Commission members include: Bob Atwell of Green Bay, Thelma Heidel Baker of Random Lake, Brittany Beyer of Rhinelander, Pamela Boivin of Kenosha, David Falk of Biron, Tom Landgraf of Madison, Rachel Sauvola of New Richmond, Lauren Thompson of Woodville, Gina Tomlinson of Cochrane, Susan Townsley of Viroqua, Jeff Tucker of Eau Claire, and Cheu Vang of Jefferson. 

The commission will hold listening sessions across Wisconsin later this summer to discuss the impact of COVID-19 on rural areas. In addition to challenges posed by the pandemic, the commission will discuss opportunities for rural areas. 

Commission members will devise recommendations to be included in the 2021-23 state budget Evers will introduce to the state Legislature in January. 

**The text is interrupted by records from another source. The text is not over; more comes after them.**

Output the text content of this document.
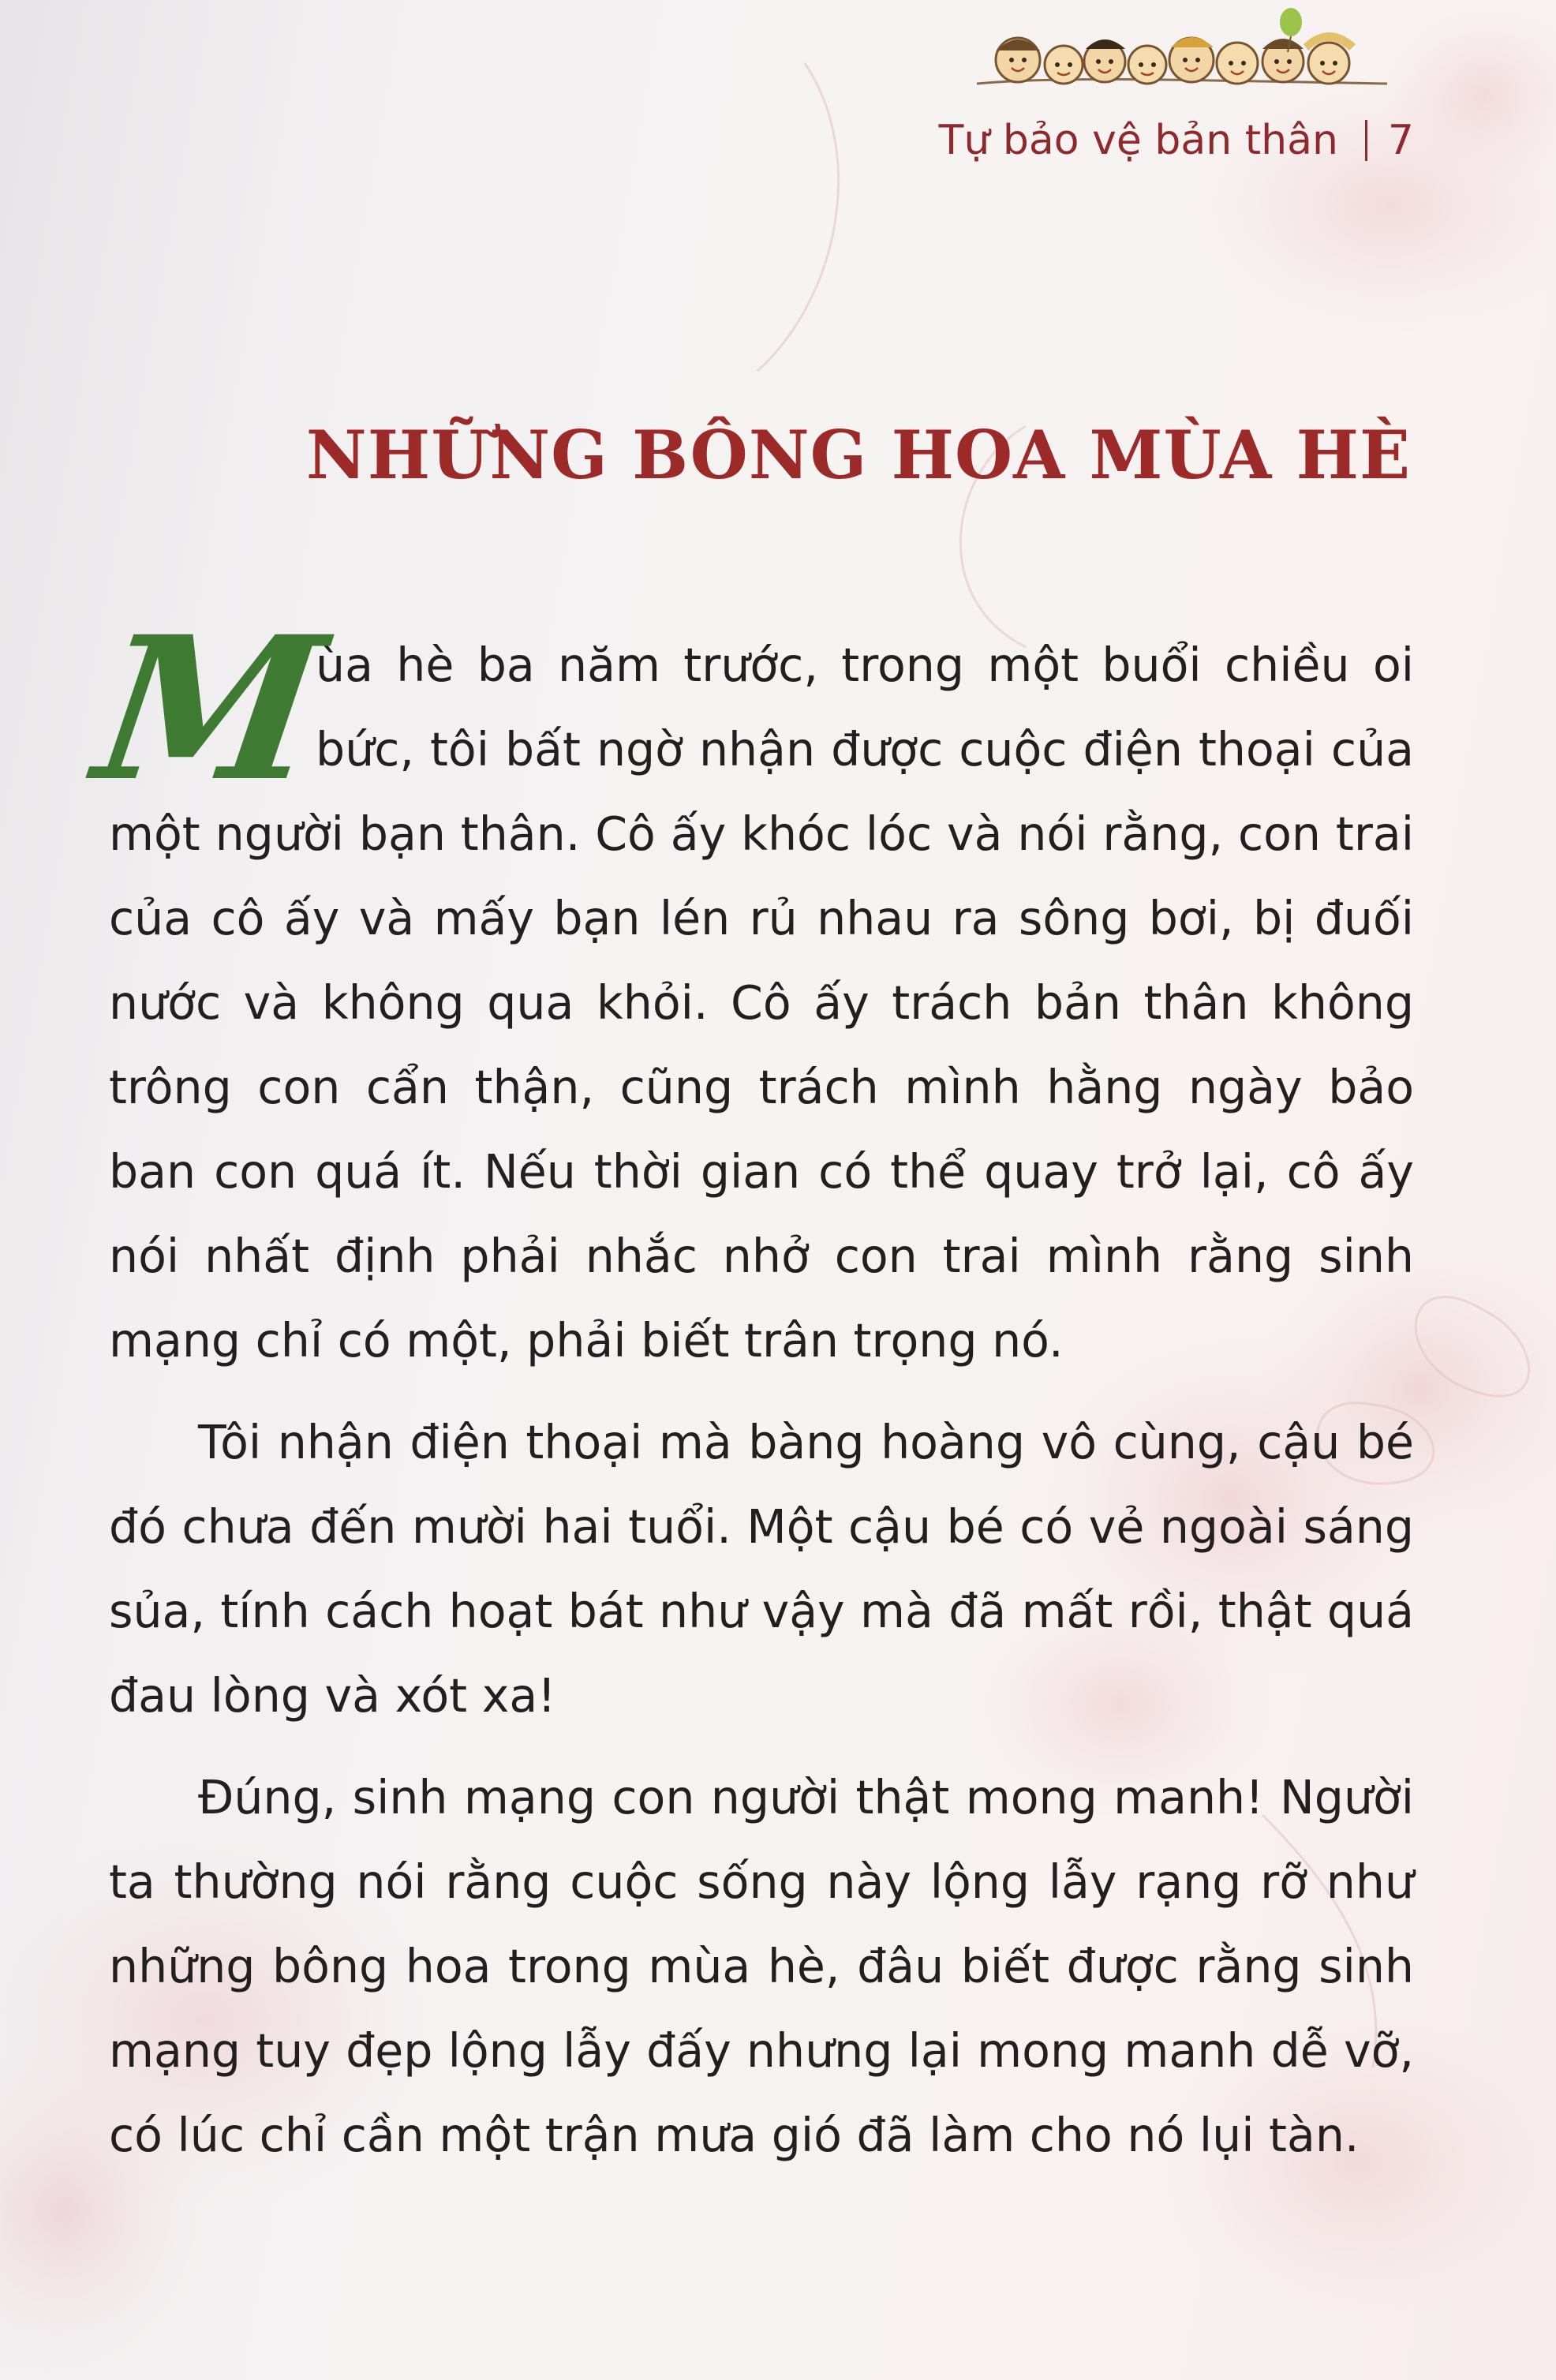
Tự bảo vệ bản thân 7
NHỮNG BÔNG HOA MÙA HÈ

M
ùa hè ba năm trước, trong một buổi chiều oi bức, tôi bất ngờ nhận được cuộc điện thoại của một người bạn thân. Cô ấy khóc lóc và nói rằng, con trai của cô ấy và mấy bạn lén rủ nhau ra sông bơi, bị đuối nước và không qua khỏi. Cô ấy trách bản thân không trông con cẩn thận, cũng trách mình hằng ngày bảo ban con quá ít. Nếu thời gian có thể quay trở lại, cô ấy nói nhất định phải nhắc nhở con trai mình rằng sinh mạng chỉ có một, phải biết trân trọng nó.

Tôi nhận điện thoại mà bàng hoàng vô cùng, cậu bé đó chưa đến mười hai tuổi. Một cậu bé có vẻ ngoài sáng sủa, tính cách hoạt bát như vậy mà đã mất rồi, thật quá đau lòng và xót xa!

Đúng, sinh mạng con người thật mong manh! Người ta thường nói rằng cuộc sống này lộng lẫy rạng rỡ như những bông hoa trong mùa hè, đâu biết được rằng sinh mạng tuy đẹp lộng lẫy đấy nhưng lại mong manh dễ vỡ, có lúc chỉ cần một trận mưa gió đã làm cho nó lụi tàn.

Leaders of state agriculture groups such as Wisconsin Farm Bureau Federation and Wisconsin Farmers Union have said they back the governor providing more assistance to farmers and the state’s rural regions. The need for such help has grown considerably with challenges posed by the pandemic, they said.

Wisconsin Farmers Union President Darin Von Ruden said he is pleased to see “strong farmer voices” on the commission. 

“Wisconsin’s rural communities are characterized by high levels of entrepreneurship and home to many small businesses, which economists tell us are key to the state’s economic vitality,” Von Ruden said.

Virtually all agricultural products in Wisconsin have been negatively impacted by the pandemic, Farm Bureau Federation President Joe Bragger said. Those issues and other challenges rural areas face, such as lack of broadband access and the need for infrastructure improvements, must be addressed to help farmers and others succeed, he said. 

“It will be very important for farmers to attend these listening sessions to share the challenges they faced, as well as any opportunities they have found for creative thinking through these trying times,” Bragger said.